In a new collaborative paper in Advanced Functional Materials, we report an exfoliation-induced electrochemical reconstruction strategy that transforms CuCoAl layered double hydroxides into an amorphous/crystalline heterostructure for efficient nitrate reduction to ammonia. The reconstructed catalyst combines metallic Cu, crystalline Co(OH)₂, and amorphous CoOOH, enabling high ammonia selectivity, excellent Faradaic efficiency, and strong cycling stability. Beyond catalyst design, the study also demonstrates a Zn-NO₂^– battery concept that links nitrate removal, ammonia production, and energy storage in one system.

New paper published on electrochemical Li-ion extraction in the context of lithium-ion battery recycling in ChemSusChem. In this collaborative work with Fachhochschule Münster, we demonstrate an electrochemical route to recover lithium ions directly from real battery recycling process water generated during the wet shredding of lithium iron phosphate batteries. Using an LFP-based selective desalination cell, the process produced a lithium-rich recovery solution with 96% purity, an average lithium uptake of 41 mg/g, and a low energy demand of only 1.10 kWh/kg. This study highlights electrochemical lithium recovery as a promising, lower-energy, and less chemically intensive pathway toward more circular battery recycling.

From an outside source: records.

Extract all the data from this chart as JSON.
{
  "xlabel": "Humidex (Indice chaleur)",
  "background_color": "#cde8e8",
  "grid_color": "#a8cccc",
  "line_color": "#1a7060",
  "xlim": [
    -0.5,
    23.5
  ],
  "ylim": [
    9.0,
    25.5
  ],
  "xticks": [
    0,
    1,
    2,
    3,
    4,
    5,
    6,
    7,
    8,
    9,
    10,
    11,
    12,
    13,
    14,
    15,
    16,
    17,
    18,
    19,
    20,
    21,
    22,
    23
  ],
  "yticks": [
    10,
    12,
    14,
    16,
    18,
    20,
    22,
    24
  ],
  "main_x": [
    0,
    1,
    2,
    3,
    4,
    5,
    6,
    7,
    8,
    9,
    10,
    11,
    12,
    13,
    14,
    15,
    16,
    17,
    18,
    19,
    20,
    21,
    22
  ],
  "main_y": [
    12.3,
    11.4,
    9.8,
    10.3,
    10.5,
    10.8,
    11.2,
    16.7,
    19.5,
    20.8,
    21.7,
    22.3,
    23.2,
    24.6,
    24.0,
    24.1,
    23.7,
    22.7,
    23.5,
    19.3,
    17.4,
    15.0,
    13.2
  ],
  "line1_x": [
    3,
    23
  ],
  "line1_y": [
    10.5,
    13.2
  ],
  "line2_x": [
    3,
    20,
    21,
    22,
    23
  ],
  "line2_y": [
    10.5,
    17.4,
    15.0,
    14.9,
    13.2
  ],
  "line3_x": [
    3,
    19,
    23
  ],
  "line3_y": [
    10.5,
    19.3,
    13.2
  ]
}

New collaborative paper published in Battery Energy on “Intraparticular inhomogeneity limits capacity in lithium sulfur batteries with carbonate electrolyte”. This work shows that the performance of lithium-sulfur batteries with carbonate electrolytes is strongly governed by how the cathode-electrolyte interphase (CEI) forms inside nanoporous carbon host particles during the first discharge. Using cryogenic electron microscopy together with electrochemical analysis, we found that the CEI is not a uniform surface film but develops heterogeneously into the particle, leaving larger particles with inactive interior regions and therefore lower sulfur utilization. The results show that reducing carbon particle size improves capacity and rate performance, while also providing clear design guidelines for more efficient solid-state Li-S cathodes. Collaborative work with the groups of Christian Prehal and Alen Vizintin.

New paper published in Polymer Chemistry on cellulose-based membranes. The collaborative work demonstrates how tailored linear and star-shaped block copolymers can be assembled around cellulose fibers to create hierarchical porous structures, which can then be chemically modified to adjust surface polarity, wettability, and water permeance. This approach opens a versatile route toward functional, cellulose-based porous materials for future membrane, filtration, and separation applications.

New collaborative paper spearheaded by Gündog Yücesan published in Advanced Functional Materials (and featured on the back cover). In this work, we introduce flexible bimetallic phosphonate crystals as a new class of energy-storage materials that combine mechanical flexibility with remarkable chemical stability and electrochemical activity. The material remains structurally stable across a broad pH range and delivers specific capacitances of around 140 F/g under mildly acidic and alkaline conditions, making it an attractive and more sustainable alternative to conventional supercapacitor electrodes.